Karar halen iktidara aktif destek vermeye devam eden kesimlerden, bilhassa 28 Şubat’ta canı çok yanmış olanları tatmin etmedi.

Özellikle “iyi hal ve yaş haddi” gerekçelerine dayandırılan “tutuklamama” kararı, benzer durumda olup da yıllardır zindanlarda süründürülenler hatırlatılmak suretiyle, yeni bir çifte standart örneği olarak yorumlandı.

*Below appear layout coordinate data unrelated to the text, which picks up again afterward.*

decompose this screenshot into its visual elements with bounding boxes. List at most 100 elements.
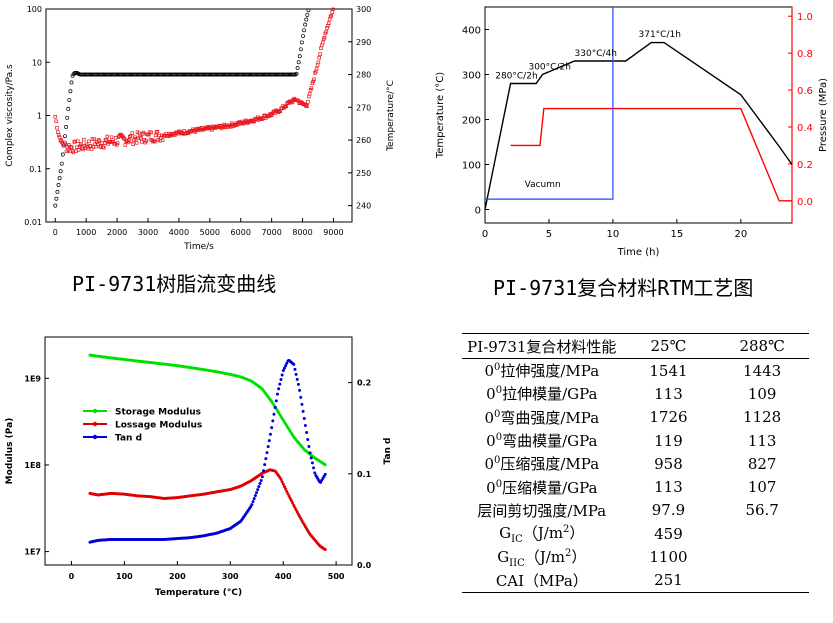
value-288c bbox=[715, 545, 809, 568]
loss-modulus-point bbox=[294, 508, 298, 512]
legend-marker bbox=[92, 408, 98, 414]
value-25c: 459 bbox=[654, 524, 683, 543]
x-tick-label: 9000 bbox=[323, 228, 343, 237]
process-annotation: 280°C/2h bbox=[495, 72, 537, 82]
y2-tick-label: 240 bbox=[356, 202, 371, 211]
viscosity-point bbox=[79, 142, 83, 146]
y2-tick-label: 0.2 bbox=[357, 379, 371, 388]
viscosity-point bbox=[121, 136, 126, 140]
temperature-point bbox=[297, 54, 302, 59]
temperature-point bbox=[303, 22, 308, 27]
tan-delta-point bbox=[260, 475, 264, 479]
tan-delta-point bbox=[250, 503, 254, 507]
legend-marker bbox=[92, 421, 98, 427]
x-tick-label: 10 bbox=[607, 229, 620, 240]
viscosity-series bbox=[53, 7, 335, 155]
tan-delta-point bbox=[281, 369, 285, 373]
property-name: 层间剪切强度/MPa bbox=[477, 501, 607, 520]
y2-tick-label: 260 bbox=[356, 136, 371, 145]
tan-delta-point bbox=[313, 471, 317, 475]
x-tick-label: 300 bbox=[222, 572, 239, 581]
temperature-point bbox=[64, 125, 69, 129]
y2-tick-label: 0.6 bbox=[797, 86, 813, 97]
viscosity-point bbox=[84, 142, 89, 147]
header-25c: 25℃ bbox=[621, 333, 716, 359]
process-annotation: 300°C/2h bbox=[528, 63, 570, 73]
tan-delta-point bbox=[263, 463, 267, 467]
viscosity-point bbox=[101, 145, 106, 150]
value-25c: 1726 bbox=[649, 408, 688, 427]
temperature-point bbox=[69, 80, 74, 85]
x-tick-label: 5 bbox=[546, 229, 552, 240]
y2-axis-label: Pressure (MPa) bbox=[818, 78, 829, 152]
y-tick-label: 100 bbox=[27, 5, 42, 14]
y-tick-label: 200 bbox=[462, 116, 481, 127]
viscosity-point bbox=[57, 135, 62, 139]
x-tick-label: 0 bbox=[53, 228, 58, 237]
temperature-point bbox=[56, 183, 61, 187]
y2-axis-label: Temperature/°C bbox=[386, 80, 396, 152]
value-288c: 113 bbox=[747, 431, 777, 450]
plot-frame bbox=[44, 336, 353, 566]
loss-modulus-point bbox=[287, 494, 291, 498]
temperature-point bbox=[305, 12, 310, 17]
y2-tick-label: 250 bbox=[356, 169, 371, 178]
table-row: GIC（J/m2） 459 bbox=[462, 522, 809, 545]
temperature-point bbox=[296, 60, 301, 65]
header-288c: 288℃ bbox=[715, 333, 809, 359]
viscosity-point bbox=[131, 142, 135, 146]
viscosity-point bbox=[95, 142, 100, 147]
viscosity-point bbox=[76, 139, 80, 143]
process-annotation: 371°C/1h bbox=[639, 30, 681, 40]
temperature-point bbox=[54, 196, 59, 201]
y-tick-label: 100 bbox=[462, 161, 481, 172]
viscosity-point bbox=[72, 140, 77, 144]
property-name: GIC（J/m2） bbox=[499, 524, 585, 546]
viscosity-point bbox=[105, 134, 109, 139]
viscosity-point bbox=[59, 138, 64, 142]
temperature-point bbox=[60, 152, 65, 157]
table-row: 00压缩模量/GPa 113 107 bbox=[462, 475, 809, 498]
temperature-point bbox=[68, 89, 73, 94]
x-tick-label: 8000 bbox=[292, 228, 312, 237]
loss-modulus-point bbox=[295, 510, 299, 514]
dma-chart: 0 100 200 300 400 500 1E7 1E8 1E9 0.0 0.1 0.2 Temper… bbox=[5, 336, 393, 598]
x-axis-label: Time/s bbox=[183, 242, 214, 252]
viscosity-point bbox=[322, 35, 327, 40]
loss-modulus-series bbox=[88, 468, 327, 552]
temperature-point bbox=[299, 40, 304, 45]
tan-delta-point bbox=[300, 402, 304, 406]
viscosity-point bbox=[130, 131, 135, 135]
tan-delta-point bbox=[302, 416, 306, 420]
tan-delta-point bbox=[294, 372, 298, 376]
temperature-point bbox=[304, 17, 309, 22]
legend-entry: Tan d bbox=[115, 434, 142, 444]
x-axis-label: Time (h) bbox=[617, 247, 660, 258]
temperature-point bbox=[295, 66, 300, 70]
x-tick-label: 5000 bbox=[200, 228, 220, 237]
y2-tick-label: 290 bbox=[356, 38, 371, 47]
viscosity-point bbox=[327, 17, 332, 22]
process-annotation: 330°C/4h bbox=[575, 49, 617, 59]
tan-delta-point bbox=[267, 439, 271, 443]
property-name: 00压缩强度/MPa bbox=[484, 455, 600, 474]
loss-modulus-point bbox=[292, 503, 296, 507]
x-tick-label: 15 bbox=[671, 229, 684, 240]
tan-delta-point bbox=[275, 392, 279, 396]
y2-axis-label: Tan d bbox=[383, 437, 393, 464]
tan-delta-point bbox=[282, 366, 286, 370]
value-25c: 1541 bbox=[649, 361, 688, 380]
tan-delta-point bbox=[299, 395, 303, 399]
x-tick-label: 0 bbox=[482, 229, 488, 240]
viscosity-point bbox=[329, 13, 334, 18]
viscosity-point bbox=[316, 60, 321, 65]
viscosity-point bbox=[56, 133, 61, 137]
property-name: 00拉伸模量/GPa bbox=[486, 385, 598, 404]
temperature-point bbox=[298, 47, 303, 52]
value-288c: 107 bbox=[747, 478, 777, 497]
viscosity-point bbox=[310, 81, 315, 85]
viscosity-point bbox=[134, 141, 139, 145]
tan-delta-point bbox=[272, 412, 276, 416]
tan-delta-point bbox=[279, 378, 283, 382]
loss-modulus-point bbox=[288, 497, 292, 501]
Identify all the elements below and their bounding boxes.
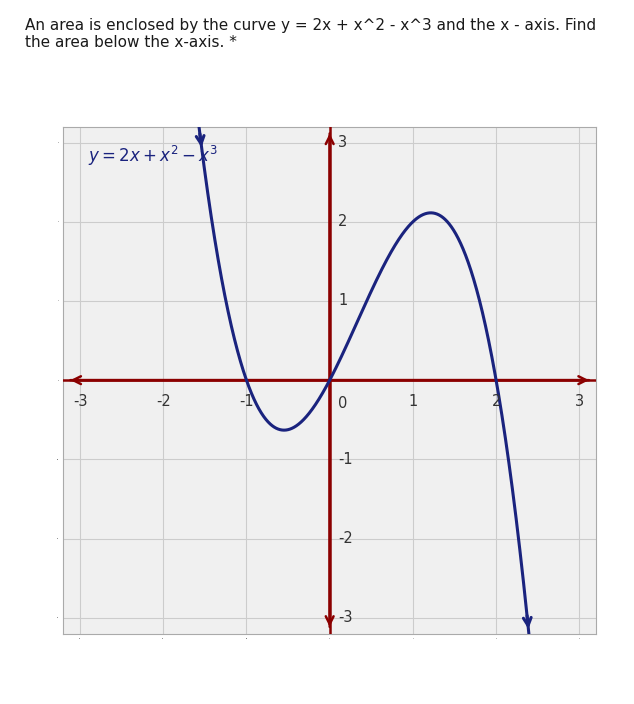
Text: -2: -2 [338,531,353,546]
Text: 2: 2 [338,214,347,230]
Text: 1: 1 [338,294,347,308]
Text: 0: 0 [338,396,347,411]
Text: 2: 2 [491,394,501,410]
Text: 3: 3 [575,394,584,410]
Text: -1: -1 [239,394,254,410]
Text: -3: -3 [73,394,87,410]
Text: -1: -1 [338,452,353,467]
Text: -3: -3 [338,610,353,625]
Text: -2: -2 [156,394,171,410]
Text: 1: 1 [408,394,418,410]
Text: 3: 3 [338,135,347,150]
Text: An area is enclosed by the curve y = 2x + x^2 - x^3 and the x - axis. Find
the a: An area is enclosed by the curve y = 2x … [25,18,597,50]
Text: $y = 2x + x^2 - x^3$: $y = 2x + x^2 - x^3$ [88,144,218,168]
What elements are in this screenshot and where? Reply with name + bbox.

Daha ötesinde, birileri darbecilikten hüküm giydikleri halde tutuklanmazken, malûm davalarda, darbeyle ve terörle hiçbir ilgileri bulunmamasına ve bu iddiayı ispatlayacak hiçbir delil olmamasına rağmen aylardır içeride tutulmaya devam edilen ve 7.5 ilâ 9’ar yıl hapse mahkûm edilen ev hanımlarının, öğretmenlerin, gazetecilerin, ağır hasta ve yaşlı insanların... maruz kaldığı ağır hukuksuzlukların hangi boyutlarda olduğunu bütün vahametiyle tekrar gündeme taşıdı.

Müebbetlik darbeciler dışarıda, darbeyle hiçbir alâkası olmayanlar içeride!!!

Vicdanları isyan ettiren bir diğer husus, 28 Şubat yargısının mahkûm ettiği bazı insanların, o günlerden beri hâlâ zindanlarda tutuluyor olması. AKP iktidarının 16. yılında da devam eden bu durum, iktidar çevrelerinin de sabrını zorlayan bir noktaya gelmiş görünüyor.

28 Şubat davasından çıkan müebbet hapis kararlarının temyiz süreçlerinde ne şekil alacağı ise zihinlerdeki ayrı bir soru işareti...

***

- 2002'de Ecevit'in koalisyon ortağı olan Bahçeli 3 Kasım'da erken seçim istedi, o seçim yapıldı ve ortaklarıyla birlikte sandığa gömüldü. 16 yıl sonra Bahçeli şimdi de Erdoğan'ın dışarıdan koalisyon ortağı ve bu kez 26 Ağustos'ta erken seçim istiyor. Tarih yine tekerrür mü ediyor?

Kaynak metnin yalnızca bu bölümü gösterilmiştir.